Se il Magnifico Chigi incontra il Divino Raffaello17 Gennaio 2016 by Ornella Massa
Villa Farnesina è la villa sontuosa, ma di raffinatissimo gusto, che il grande banchiere Agostino Chigi detto “il magnifico” si fece costruire fra via della Lungara, appena sistemata, e il Tevere.
Via della Lungara – detta anche “via santa” perché era uno dei percorsi dei pellegrini verso San Pietro – era stata riordinata all’inizio del Cinquecento da Giulio II, in parallelo alla creazione di via Giulia, sull’altra sponda del fiume.
Oggi la strada mantiene un certo carattere extraurbano, rarefatto e solitario, che le viene conferito dall’affascinante estensione dell’Orto Botanico, da Palazzo Corsini e, soprattutto, dalla bellissima Villa Farnesina, progettata da Baldassarre Peruzzi e affrescata da Raffaello, Giulio Romano, Sodoma, Sebastiano del Piombo e dallo stesso Peruzzi. La villa rappresenta il culmine del Rinascimento, alla vigilia della tragedia del Sacco di Roma del 1527. Agostino Chigi vi riceveva Leone X, cardinali, ambasciatori, principi e lo stuolo raffinato degli artisti e dei letterati cortigiani che si erano raccolti nella Roma spensierata dei Medici. Una nota narrazione tramanda che Agostino Chigi, dopo aver servito un pranzo in riva al Tevere, facesse gettare il vasellame d’oro e d’argento nel fiume (dove però una rete era stata predisposta per salvare i preziosi metalli).

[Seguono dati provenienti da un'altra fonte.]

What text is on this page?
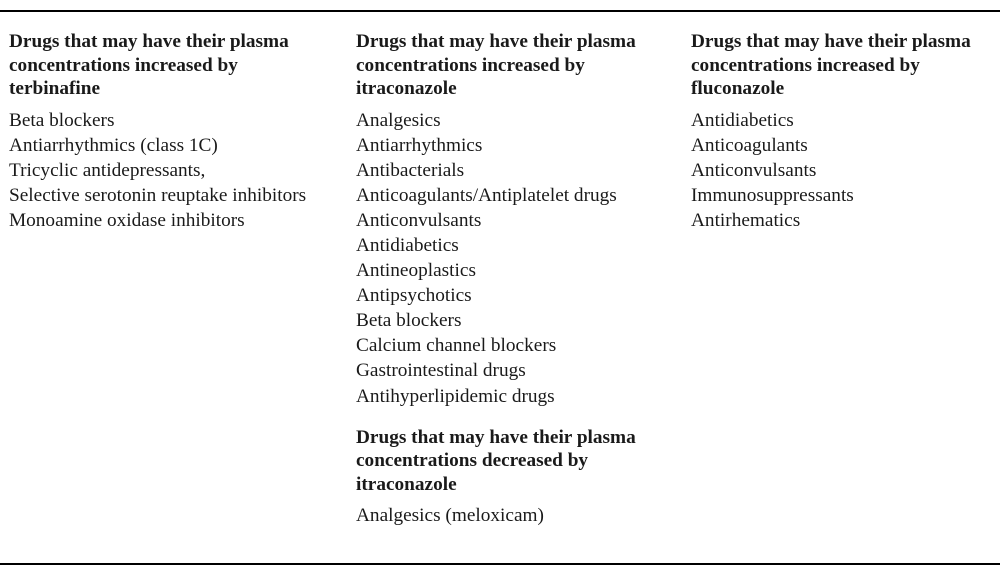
Drugs that may have their plasma
concentrations increased by
terbinafine

Beta blockers
Antiarrhythmics (class 1C)
Tricyclic antidepressants,
Selective serotonin reuptake inhibitors
Monoamine oxidase inhibitors

Drugs that may have their plasma
concentrations increased by
itraconazole

Analgesics
Antiarrhythmics
Antibacterials
Anticoagulants/Antiplatelet drugs
Anticonvulsants
Antidiabetics
Antineoplastics
Antipsychotics
Beta blockers
Calcium channel blockers
Gastrointestinal drugs
Antihyperlipidemic drugs

Drugs that may have their plasma
concentrations decreased by
itraconazole

Analgesics (meloxicam)

Drugs that may have their plasma
concentrations increased by
fluconazole

Antidiabetics
Anticoagulants
Anticonvulsants
Immunosuppressants
Antirhematics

L’edificio è a tre corpi, coronato da un cornicione con fregi. Al pianterreno, protetta da una vetrata, si trova la Galleria nella cui volta Raffaello e i suoi aiuti illustri rappresentarono la Favola di Psiche.Sulla sinistra della Galleria si accede alla Sala della Galatea, nel cui soffitto brillano le Costellazioni dipinte da Baldassarre Peruzzi. Altri dipinti sono di Sebastiano del Piombo, l’allievo prediletto di Michelangelo. Ma la regina del luogo è la divinità marina che dà il nome alla sala, la Galatea raffigurata da Raffaello in un quadro di delicata compostezza, vibrante di giovinezza e di terso colore.

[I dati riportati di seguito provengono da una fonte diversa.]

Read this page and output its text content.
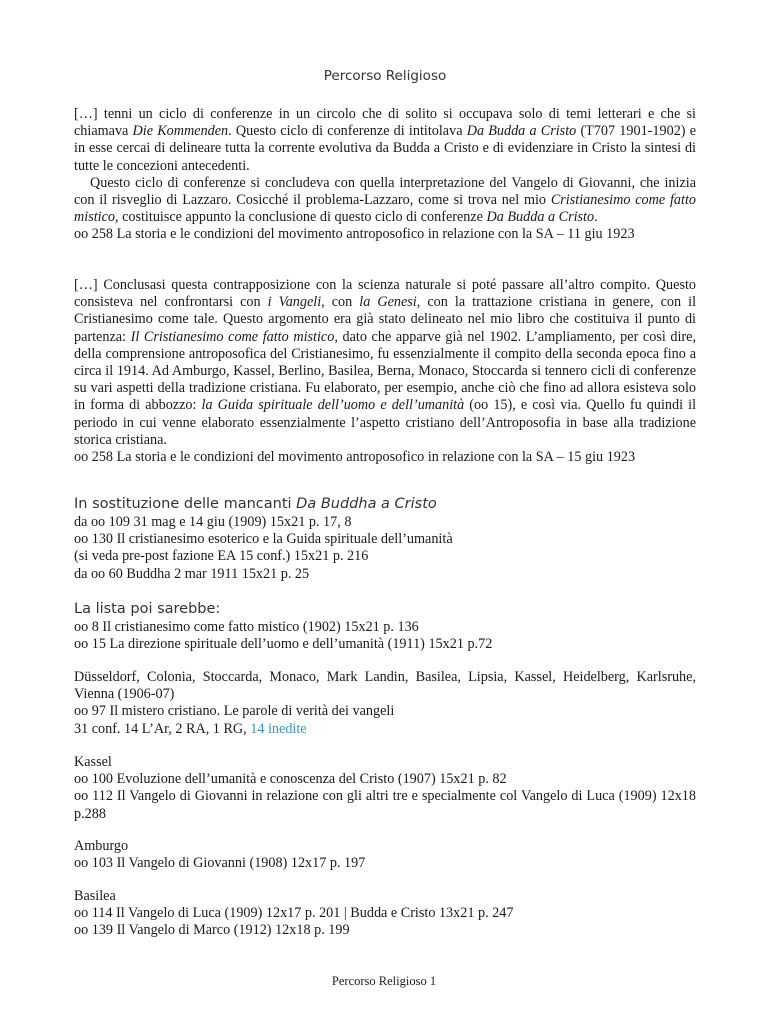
Percorso Religioso

[…] tenni un ciclo di conferenze in un circolo che di solito si occupava solo di temi letterari e che si chiamava Die Kommenden. Questo ciclo di conferenze di intitolava Da Budda a Cristo (T707 1901-1902) e in esse cercai di delineare tutta la corrente evolutiva da Budda a Cristo e di evidenziare in Cristo la sintesi di tutte le concezioni antecedenti.

Questo ciclo di conferenze si concludeva con quella interpretazione del Vangelo di Giovanni, che inizia con il risveglio di Lazzaro. Cosicché il problema-Lazzaro, come si trova nel mio Cristianesimo come fatto mistico, costituisce appunto la conclusione di questo ciclo di conferenze Da Budda a Cristo.

oo 258 La storia e le condizioni del movimento antroposofico in relazione con la SA – 11 giu 1923

[…] Conclusasi questa contrapposizione con la scienza naturale si poté passare all’altro compito. Questo consisteva nel confrontarsi con i Vangeli, con la Genesi, con la trattazione cristiana in genere, con il Cristianesimo come tale. Questo argomento era già stato delineato nel mio libro che costituiva il punto di partenza: Il Cristianesimo come fatto mistico, dato che apparve già nel 1902. L’ampliamento, per così dire, della comprensione antroposofica del Cristianesimo, fu essenzialmente il compito della seconda epoca fino a circa il 1914. Ad Amburgo, Kassel, Berlino, Basilea, Berna, Monaco, Stoccarda si tennero cicli di conferenze su vari aspetti della tradizione cristiana. Fu elaborato, per esempio, anche ciò che fino ad allora esisteva solo in forma di abbozzo: la Guida spirituale dell’uomo e dell’umanità (oo 15), e così via. Quello fu quindi il periodo in cui venne elaborato essenzialmente l’aspetto cristiano dell’Antroposofia in base alla tradizione storica cristiana.

oo 258 La storia e le condizioni del movimento antroposofico in relazione con la SA – 15 giu 1923

In sostituzione delle mancanti Da Buddha a Cristo

da oo 109 31 mag e 14 giu (1909) 15x21 p. 17, 8

oo 130 Il cristianesimo esoterico e la Guida spirituale dell’umanità

(si veda pre-post fazione EA 15 conf.) 15x21 p. 216

da oo 60 Buddha 2 mar 1911 15x21 p. 25

La lista poi sarebbe:

oo 8 Il cristianesimo come fatto mistico (1902) 15x21 p. 136

oo 15 La direzione spirituale dell’uomo e dell’umanità (1911) 15x21 p.72

Düsseldorf, Colonia, Stoccarda, Monaco, Mark Landin, Basilea, Lipsia, Kassel, Heidelberg, Karlsruhe, Vienna (1906-07)

oo 97 Il mistero cristiano. Le parole di verità dei vangeli

31 conf. 14 L’Ar, 2 RA, 1 RG, 14 inedite

Kassel

oo 100 Evoluzione dell’umanità e conoscenza del Cristo (1907) 15x21 p. 82

oo 112 Il Vangelo di Giovanni in relazione con gli altri tre e specialmente col Vangelo di Luca (1909) 12x18 p.288

Amburgo

oo 103 Il Vangelo di Giovanni (1908) 12x17 p. 197

Basilea

oo 114 Il Vangelo di Luca (1909) 12x17 p. 201 | Budda e Cristo 13x21 p. 247

oo 139 Il Vangelo di Marco (1912) 12x18 p. 199

Percorso Religioso 1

Dalla destra della Galleria si accede ad un’altra stanza, distinta da un fregio mitologico di Baldassarre Peruzzi. E al piano superiore si trova il capolavoro della destrezza pittorica dello stesso Peruzzi, il Salone delle prospettive.Nel 1590 la villa passò dai Chigi ai Farnese, i quali progettarono la costruzione di un ponte per collegarla al loro palazzo oltre il Tevere e le lasciarono il nome che tuttora porta.

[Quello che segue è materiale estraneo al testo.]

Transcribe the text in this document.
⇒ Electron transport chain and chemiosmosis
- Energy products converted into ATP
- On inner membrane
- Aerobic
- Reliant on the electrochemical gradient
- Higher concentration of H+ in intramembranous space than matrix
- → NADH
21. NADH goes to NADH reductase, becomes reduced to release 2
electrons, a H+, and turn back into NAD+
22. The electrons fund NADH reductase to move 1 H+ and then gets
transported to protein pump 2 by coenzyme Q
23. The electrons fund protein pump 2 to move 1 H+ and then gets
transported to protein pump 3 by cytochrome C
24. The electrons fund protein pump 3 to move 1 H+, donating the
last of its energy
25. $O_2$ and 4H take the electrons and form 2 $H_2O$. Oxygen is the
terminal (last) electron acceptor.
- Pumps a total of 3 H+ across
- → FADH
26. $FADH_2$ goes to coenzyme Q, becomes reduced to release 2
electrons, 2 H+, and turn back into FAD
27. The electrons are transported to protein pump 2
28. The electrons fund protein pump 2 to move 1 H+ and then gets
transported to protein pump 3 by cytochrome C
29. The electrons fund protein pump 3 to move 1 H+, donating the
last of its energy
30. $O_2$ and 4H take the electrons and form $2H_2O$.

Nel corso della visita a Villa Farnesina, sarà possibile visitare la galleria delle Grottesche appena aperta al pubblico dopo il recente restauro: e questa è una delle novità recentemente emerse nel contesto della decorazione della Villa Farnesina. Il termine “grottesche” si deve alla casuale scoperta della celebre Domus Aurea. Infatti, intorno all’ultimo quarto del XV secolo, un giovane romano cadde in una fessura del Colle Oppio ritrovandosi in una grotta ricoperta da figure dipinte: erano le stanze dello sfarzoso palazzo di Nerone, eretto a Roma tra il Celio e l’Esquilino tra il 64 e il 68 d.C.Ben presto i giovani artisti nel Rinascimento vollero discendere negli ambienti per poter vedere le pitture dal vivo; tra questi Pinturicchio, Michelangelo e Raffaello. Così, e soprattutto dopo le celebri Logge che Raffaello dipinse in Vaticano tra il 1517 e il 1519, la decorazione a grottesca divenne rapidamente una vera moda artistica. Questo grazioso corridoio, che collegava la Sala delle Prospettive con le stanze di Francesca Ordeaschi e dei suoi figli, è infatti ricoperto da una volta a botte in legno che, simulando una copertura in muratura affrescata, è decorata con delicate grottesche a sfondo bianco. Molto simili a quelle che Raffaello aveva riprodotto nel 1516 nella Loggetta del Cardinale Bibbiena del Palazzo Apostolico, esse risalgono al periodo 15171518 e dunque ad un momento di poco successivo alla conclusione dei dipinti della Sala delle Prospettive. Tracce di cassettonati nei pressi dell’ascensore sono riferibili al periodo in cui una parte della galleria, suddivisa in tre settori distinti, fu destinata a cappella secondo quanto documentato da una pianta del 1560.